PUBBLICI REGISTRI IMMOBILIARI E NORMATIVA IN MATERIA DI TRATTAMENTO DEI DATI PERSONALI-CORRETTO UTILIZZO DELLA SEZIONE D NELLE NOTE DI TRASCRIZIONE E DI ISCRIZIONE E NELLE DOMANDE DI ANNOTAZIONE


Si trasmette  la Circolare N. 1/2024, della Direzione Centrale Catasto, Cartografia e Pubblicità Immobiliare, che fornisce indicazioni operative applicabili al sistema della pubblicità immobiliare a tutela dei diritti in materia di protezione dei dati personali con particolare riferimento al corretto utilizzo della Sezione D della nota presentata al conservatore contenente “eventuali altre informazioni”.

L’esigenza di fornire tali indicazioni nasce dal fatto che nella pubblicità immobiliare il titolo, originale o in copia conforme e liberamente consultabile, potrebbe contenere informazioni ulteriori rispetto a quelle strettamente necessarie, parimenti anche la nota o domanda, può riportare elementi non necessari alla pubblicità immobiliare e liberamente accessibili nel caso delle annotazioni.
Per quanto sopra, si ricorda che attualmente le note sono composte da quattro sezioni:
- sezione A, con i dati del titolo per eseguire la formalità (identificativi dell’atto, autorità emanante…)
- sezione B, con i dati catastali degli immobili
- sezione C, con gli identificativi dei soggetti
- sezione D, relativa a eventuali “altre informazioni, non codificabili nelle precedenti sezioni, ritenute ugualmente necessarie per una compiuta pubblicità immobiliare nonché le informazioni previste ai fini dell’esecuzione della voltura catastale automatica”.

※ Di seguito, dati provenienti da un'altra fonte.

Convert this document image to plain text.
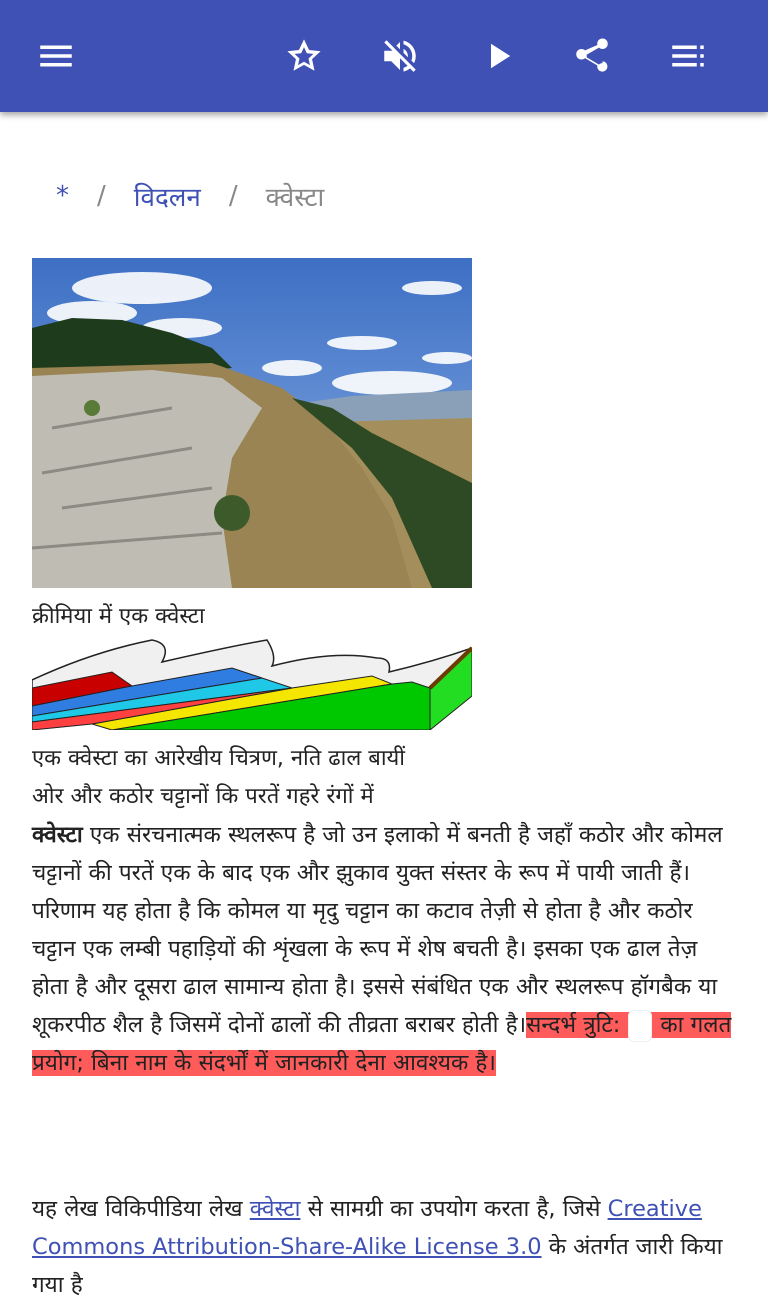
* / विदलन / क्वेस्टा
क्रीमिया में एक क्वेस्टा
एक क्वेस्टा का आरेखीय चित्रण, नति ढाल बायीं
ओर और कठोर चट्टानों कि परतें गहरे रंगों में
क्वेस्टा एक संरचनात्मक स्थलरूप है जो उन इलाको में बनती है जहाँ कठोर और कोमल चट्टानों की परतें एक के बाद एक और झुकाव युक्त संस्तर के रूप में पायी जाती हैं। परिणाम यह होता है कि कोमल या मृदु चट्टान का कटाव तेज़ी से होता है और कठोर चट्टान एक लम्बी पहाड़ियों की शृंखला के रूप में शेष बचती है। इसका एक ढाल तेज़ होता है और दूसरा ढाल सामान्य होता है। इससे संबंधित एक और स्थलरूप हॉगबैक या शूकरपीठ शैल है जिसमें दोनों ढालों की तीव्रता बराबर होती है।सन्दर्भ त्रुटि: का गलत प्रयोग; बिना नाम के संदर्भों में जानकारी देना आवश्यक है।
यह लेख विकिपीडिया लेख क्वेस्टा से सामग्री का उपयोग करता है, जिसे Creative Commons Attribution-Share-Alike License 3.0 के अंतर्गत जारी किया गया है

Nelle prime tre sezioni (A, B e C), i dati sono sostanzialmente obbligati, e quindi i dati presenti in dette sezioni possono ritenersi lecitamente indicati anche sotto il profilo della protezione dei dati personali, come descritto nella nota, mentre la sezione D prevede un campo libero utilizzabile per altre informazioni e rimesso nella sua compilazione alle valutazioni effettuate dalla parte richiedente.
Inoltre, nel richiamare principi di “autosufficienza” e “autoresponsabilità” della nota elaborati dalla giurisprudenza di legittimità (Cassazione, ordinanza n. 376/2021), l’Agenzia chiarisce che il conservatore, non potendosi opporre all’inserimento dei dati e quindi rifiutarsi all’esecuzione della formalità, non è responsabile del contenuto della nota stessa.
Infine, precisa che le categorie e i soggetti interessati alla predisposizione delle richieste di formalità, dovranno utilizzare la sezione D del modello di nota indicando esclusivamente le informazioni previste o necessarie ai fini di una compiuta pubblicità.